Visualiser en temps réel et en direct le mouvement et les propriétés des électrons à l’échelle atomique : un rêve de physicien devenu réalité. Grâce aux techniques laser de pointe comme celles des impulsions laser ultrabrèves attoseconde 1, très récemment développées par le groupe d’Anne l’Huillier au Lund Center Laser (Suède), une équipe internationale, comptant deux chercheurs CNRS en France 2, a en effet mis au point une expérience permettant de « filmer » le déplacement des électrons… ainsi que les interférences provoquées par ces particules en mouvement dans un champ électrique.

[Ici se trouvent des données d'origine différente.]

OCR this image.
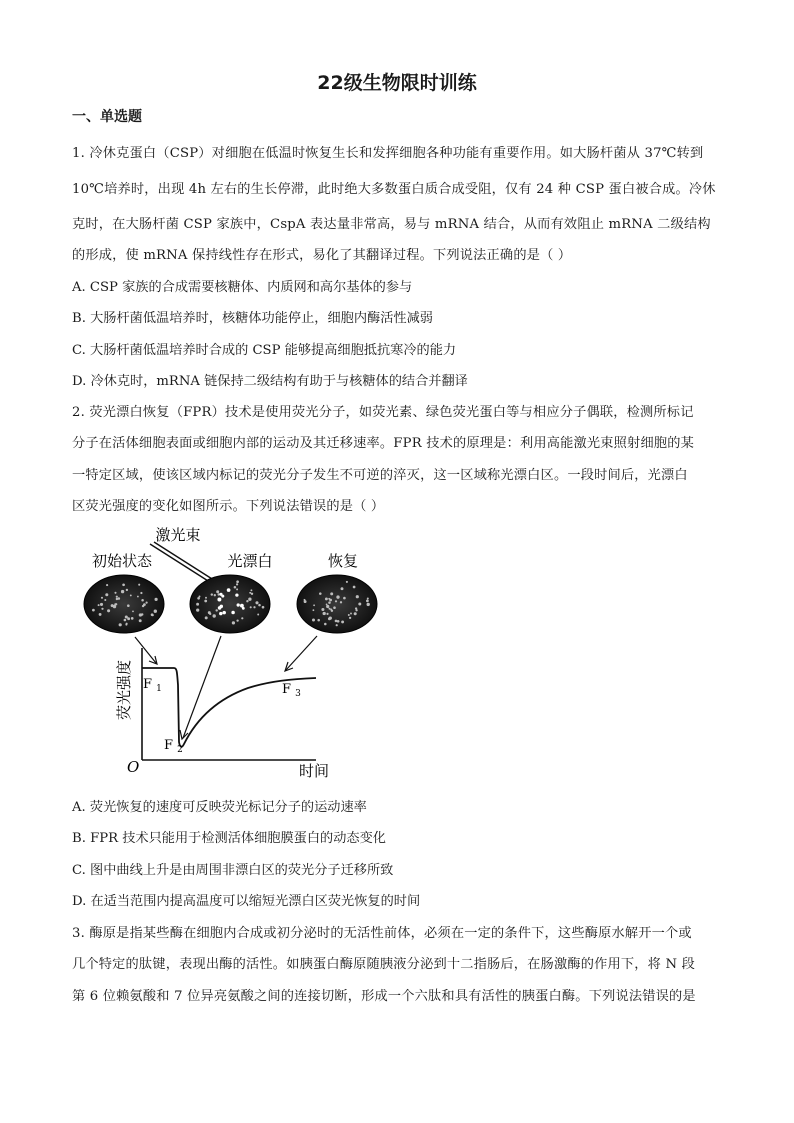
22级生物限时训练
一、单选题
1. 冷休克蛋白（CSP）对细胞在低温时恢复生长和发挥细胞各种功能有重要作用。如大肠杆菌从 37℃转到
10℃培养时，出现 4h 左右的生长停滞，此时绝大多数蛋白质合成受阻，仅有 24 种 CSP 蛋白被合成。冷休
克时，在大肠杆菌 CSP 家族中，CspA 表达量非常高，易与 mRNA 结合，从而有效阻止 mRNA 二级结构
的形成，使 mRNA 保持线性存在形式，易化了其翻译过程。下列说法正确的是（ ）
A. CSP 家族的合成需要核糖体、内质网和高尔基体的参与
B. 大肠杆菌低温培养时，核糖体功能停止，细胞内酶活性减弱
C. 大肠杆菌低温培养时合成的 CSP 能够提高细胞抵抗寒冷的能力
D. 冷休克时，mRNA 链保持二级结构有助于与核糖体的结合并翻译
2. 荧光漂白恢复（FPR）技术是使用荧光分子，如荧光素、绿色荧光蛋白等与相应分子偶联，检测所标记
分子在活体细胞表面或细胞内部的运动及其迁移速率。FPR 技术的原理是：利用高能激光束照射细胞的某
一特定区域，使该区域内标记的荧光分子发生不可逆的淬灭，这一区域称光漂白区。一段时间后，光漂白
区荧光强度的变化如图所示。下列说法错误的是（ ）
初始状态	光漂白	恢复
激光束
O	时间
荧光强度 F $_1$
F $_2$
F $_3$
A. 荧光恢复的速度可反映荧光标记分子的运动速率
B. FPR 技术只能用于检测活体细胞膜蛋白的动态变化
C. 图中曲线上升是由周围非漂白区的荧光分子迁移所致
D. 在适当范围内提高温度可以缩短光漂白区荧光恢复的时间
3. 酶原是指某些酶在细胞内合成或初分泌时的无活性前体，必须在一定的条件下，这些酶原水解开一个或
几个特定的肽键，表现出酶的活性。如胰蛋白酶原随胰液分泌到十二指肠后，在肠激酶的作用下，将 N 段
第 6 位赖氨酸和 7 位异亮氨酸之间的连接切断，形成一个六肽和具有活性的胰蛋白酶。下列说法错误的是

Les électrons sont des objets quantiques dont le comportement ne peut être décrit que de manière probabiliste. La propriété qui les rend si différents des objets ordinaires est une quantité mathématique, la « phase », qui leur permet de suivre plusieurs chemins à la fois pour atteindre un point donné. Jusqu’alors, obtenir une image expérimentale de la trajectoire de ces électrons et de leur phase était impossible car leur mouvement est tout simplement trop rapide pour être observé.
C’était compter sans l’inventivité de notre équipe de chercheurs. La clé de leur succès : tenter de filmer et de suivre les déplacements et les interférences des électrons sous forme de paquets d’ondes. Quèsaco ? On le sait, les électrons ont des propriétés ondulatoires : à l’état de repos, dans un atome, ils existent sous forme d’ondes stationnaires. C’est la superposition de ces ondes, appelée paquet d’ondes, qui permet aux électrons d’acquérir un mouvement.
Retour, donc, à la fameuse expérience : « Une séquence d’impulsions laser attoseconde a été utilisée pour arracher les électrons d’atomes d’argon, ce qui était impossible avec les techniques laser antérieures, et les éjecter sous forme de paquets d’ondes, explique Franck Lépine 3. Ceux-ci interagissent avec le champ électrique créé par une impulsion laser infrarouge femtoseconde 4, pour créer des interférences. » Ce sont ces dernières que nos chercheurs ont captées, ce qui leur a permis de reconstituer le mouvement ainsi que la phase des électrons. « Combinée à l’imagerie, la technique laser attoseconde est unique par sa capacité à nous montrer à quoi ressemble un électron à travers une image expérimentale instantanée », conclut le scientifique. Prochaine étape : l’étude du mouvement des électrons dans une molécule, une ambition désormais à la portée de nos chercheurs.
Notes :
1. Une attoseconde vaut 10-18 seconde.
2. Franck Lépine, du Laboratoire « Spectrométrie ionique et moléculaire » (CNRS / Université Lyon-I), et Rodrigo Lopez-Martens, du Laboratoire d’optique appliquée (LOA, CNRS / ENSTA / École polytechnique/ Université Paris-XI).
3. Il est signataire de l’article publié dans Nature Physics, vol. 2, n° 5, mai 2006, Letters, pp. 323-326.
4. Une femtoseconde vaut 10-15 seconde.